For most of the first 1,700 years of Christian history, the unchallenged answer to each of these inquiries would have been a resounding yes. Human beings lived then in a prescientific world of miracle and magic. The faith story, rooted as it was in the past, wove into its central fabric tales of wonder without either hesitation or embarrassment. But in the last 400 years of Western history, we have experienced an enormous intellectual revolution that has changed dramatically the way we view the world in which we live.
Our world does not admit of heavenly signs that broadcast events on earth, nor do we admit that there is such a thing as a supernatural or miraculous birth. We know that the story of a Santa Claus who travels through the sky is not literal truth, and we have come to suspect that neither is the story of Jesus' birth.
So, modern people face the "Did it really happen?" question about these Christmas stories and answer it with an increasingly clear No! No, these things did not really happen. No, they are not literal. They did not occur in history, and it is time for the leaders of the church to say so openly. The fact is that no reputable biblical theologian today, Catholic or Protestant, is willing to defend the historical accuracy of the details of the biblical birth stories.
That is true of all birth traditions. No one waits outside a delivery room for a great person to be born. People are born with little fanfare outside their immediate families. But when a life becomes critical in the lives of others or in history, then stories develop to indicate that the moment this life was born was a significant moment in the life of the world, and that that moment was marked with presaging signs. That is what the birth stories of Jesus mean.
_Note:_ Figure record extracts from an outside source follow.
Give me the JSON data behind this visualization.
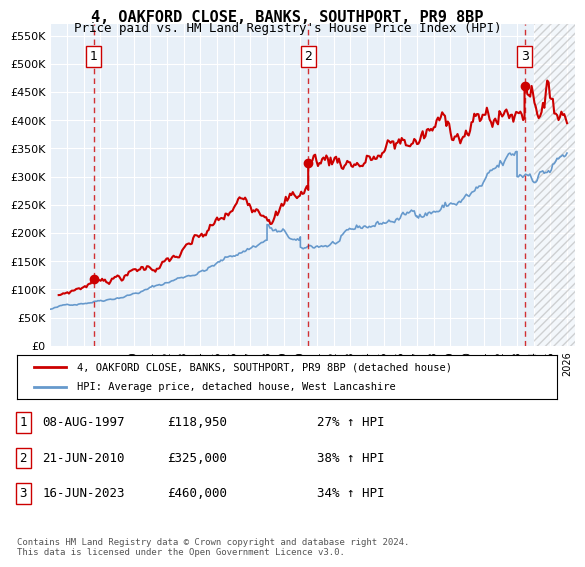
{
  "title": "4, OAKFORD CLOSE, BANKS, SOUTHPORT, PR9 8BP",
  "subtitle": "Price paid vs. HM Land Registry's House Price Index (HPI)",
  "ytick_values": [
    0,
    50000,
    100000,
    150000,
    200000,
    250000,
    300000,
    350000,
    400000,
    450000,
    500000,
    550000
  ],
  "xmin": 1995.0,
  "xmax": 2026.5,
  "ymin": 0,
  "ymax": 570000,
  "sale_dates": [
    1997.6,
    2010.47,
    2023.45
  ],
  "sale_prices": [
    118950,
    325000,
    460000
  ],
  "sale_labels": [
    "1",
    "2",
    "3"
  ],
  "red_line_color": "#cc0000",
  "blue_line_color": "#6699cc",
  "bg_color": "#e8f0f8",
  "hatch_start": 2024.0,
  "legend_entries": [
    "4, OAKFORD CLOSE, BANKS, SOUTHPORT, PR9 8BP (detached house)",
    "HPI: Average price, detached house, West Lancashire"
  ],
  "table_data": [
    [
      "1",
      "08-AUG-1997",
      "£118,950",
      "27% ↑ HPI"
    ],
    [
      "2",
      "21-JUN-2010",
      "£325,000",
      "38% ↑ HPI"
    ],
    [
      "3",
      "16-JUN-2023",
      "£460,000",
      "34% ↑ HPI"
    ]
  ],
  "footer": "Contains HM Land Registry data © Crown copyright and database right 2024.\nThis data is licensed under the Open Government Licence v3.0.",
  "xtick_years": [
    1995,
    1996,
    1997,
    1998,
    1999,
    2000,
    2001,
    2002,
    2003,
    2004,
    2005,
    2006,
    2007,
    2008,
    2009,
    2010,
    2011,
    2012,
    2013,
    2014,
    2015,
    2016,
    2017,
    2018,
    2019,
    2020,
    2021,
    2022,
    2023,
    2024,
    2025,
    2026
  ]
}
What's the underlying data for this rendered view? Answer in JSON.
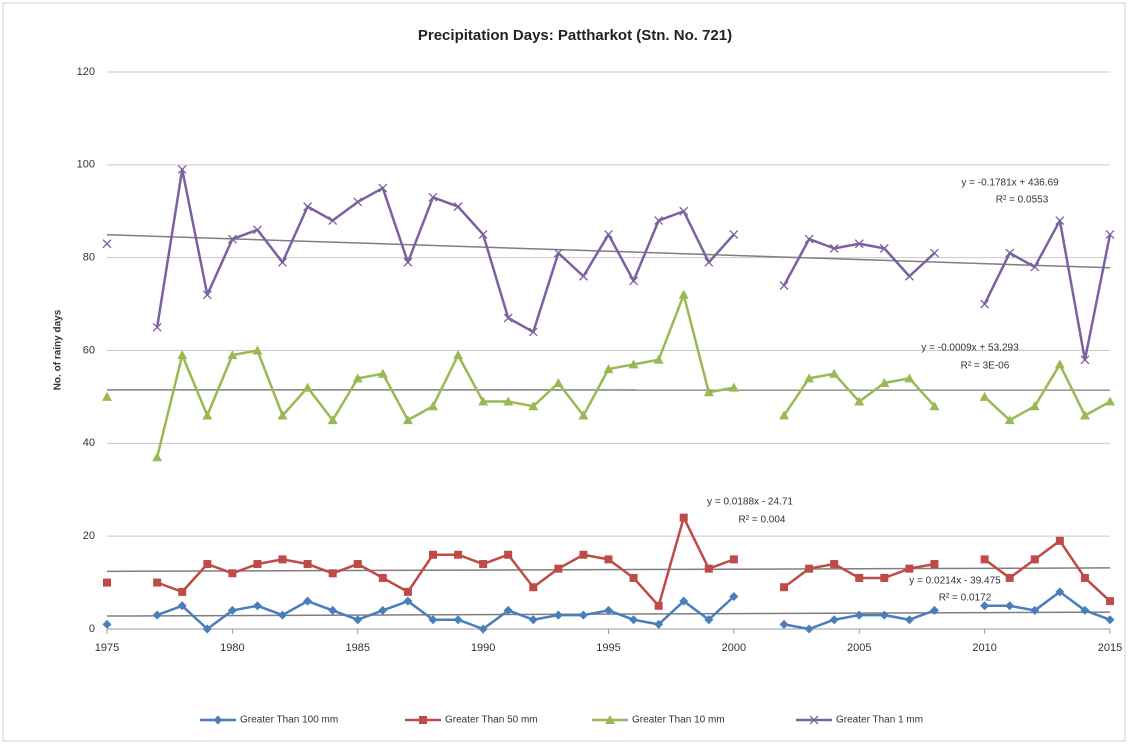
{
  "chart_data": {
    "type": "line",
    "title": "Precipitation Days: Pattharkot (Stn. No. 721)",
    "ylabel": "No. of rainy days",
    "x": [
      1975,
      1976,
      1977,
      1978,
      1979,
      1980,
      1981,
      1982,
      1983,
      1984,
      1985,
      1986,
      1987,
      1988,
      1989,
      1990,
      1991,
      1992,
      1993,
      1994,
      1995,
      1996,
      1997,
      1998,
      1999,
      2000,
      2001,
      2002,
      2003,
      2004,
      2005,
      2006,
      2007,
      2008,
      2009,
      2010,
      2011,
      2012,
      2013,
      2014,
      2015
    ],
    "xlim": [
      1975,
      2015
    ],
    "xticks": [
      1975,
      1980,
      1985,
      1990,
      1995,
      2000,
      2005,
      2010,
      2015
    ],
    "ylim": [
      0,
      120
    ],
    "yticks": [
      0,
      20,
      40,
      60,
      80,
      100,
      120
    ],
    "grid": true,
    "legend": "bottom",
    "series": [
      {
        "name": "Greater Than 100 mm",
        "color": "#4a7ebb",
        "marker": "diamond",
        "values": [
          1,
          null,
          3,
          5,
          0,
          4,
          5,
          3,
          6,
          4,
          2,
          4,
          6,
          2,
          2,
          0,
          4,
          2,
          3,
          3,
          4,
          2,
          1,
          6,
          2,
          7,
          null,
          1,
          0,
          2,
          3,
          3,
          2,
          4,
          null,
          5,
          5,
          4,
          8,
          4,
          2
        ]
      },
      {
        "name": "Greater Than 50 mm",
        "color": "#be4b48",
        "marker": "square",
        "values": [
          10,
          null,
          10,
          8,
          14,
          12,
          14,
          15,
          14,
          12,
          14,
          11,
          8,
          16,
          16,
          14,
          16,
          9,
          13,
          16,
          15,
          11,
          5,
          24,
          13,
          15,
          null,
          9,
          13,
          14,
          11,
          11,
          13,
          14,
          null,
          15,
          11,
          15,
          19,
          11,
          6
        ]
      },
      {
        "name": "Greater Than 10 mm",
        "color": "#98b954",
        "marker": "triangle",
        "values": [
          50,
          null,
          37,
          59,
          46,
          59,
          60,
          46,
          52,
          45,
          54,
          55,
          45,
          48,
          59,
          49,
          49,
          48,
          53,
          46,
          56,
          57,
          58,
          72,
          51,
          52,
          null,
          46,
          54,
          55,
          49,
          53,
          54,
          48,
          null,
          50,
          45,
          48,
          57,
          46,
          49
        ]
      },
      {
        "name": "Greater Than 1 mm",
        "color": "#7d60a0",
        "marker": "cross",
        "values": [
          83,
          null,
          65,
          99,
          72,
          84,
          86,
          79,
          91,
          88,
          92,
          95,
          79,
          93,
          91,
          85,
          67,
          64,
          81,
          76,
          85,
          75,
          88,
          90,
          79,
          85,
          null,
          74,
          84,
          82,
          83,
          82,
          76,
          81,
          null,
          70,
          81,
          78,
          88,
          58,
          85
        ]
      }
    ],
    "trendlines": [
      {
        "equation": "y = 0.0214x - 39.475",
        "r2": "R² = 0.0172",
        "color": "#7f7f7f",
        "x": [
          1975,
          2015
        ],
        "values": [
          2.79,
          3.64
        ]
      },
      {
        "equation": "y = 0.0188x - 24.71",
        "r2": "R² = 0.004",
        "color": "#7f7f7f",
        "x": [
          1975,
          2015
        ],
        "values": [
          12.42,
          13.17
        ]
      },
      {
        "equation": "y = -0.0009x + 53.293",
        "r2": "R² = 3E-06",
        "color": "#7f7f7f",
        "x": [
          1975,
          2015
        ],
        "values": [
          51.52,
          51.48
        ]
      },
      {
        "equation": "y = -0.1781x + 436.69",
        "r2": "R² = 0.0553",
        "color": "#7f7f7f",
        "x": [
          1975,
          2015
        ],
        "values": [
          84.94,
          77.82
        ]
      }
    ]
  }
}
These stories are the conscious attempts to stretch the boundaries of language so that words could point to a transcendent reality that they normally cannot embrace. They represent first-century attempts to say, "We have met something in this particular life that we do not believe human beings by themselves could ever have produced." In narrative form, the gospel writers were trying to join in Paul's assertion that somehow and in some way "God was in this Christ!" So, they wrote that at the moment of the birth of this life, the whole created order took notice.
The fact that the birth stories of Matthew and Luke were literalized was a tragedy, for that literalizing process also succeeded in distorting, warping, and, in a very real way, destroying both the power and the significance of the narratives. When children cease to take the Santa Claus story literally, they can begin the process of discerning what the symbol of Santa Claus means. He is the personification of the spirit and joy of giving.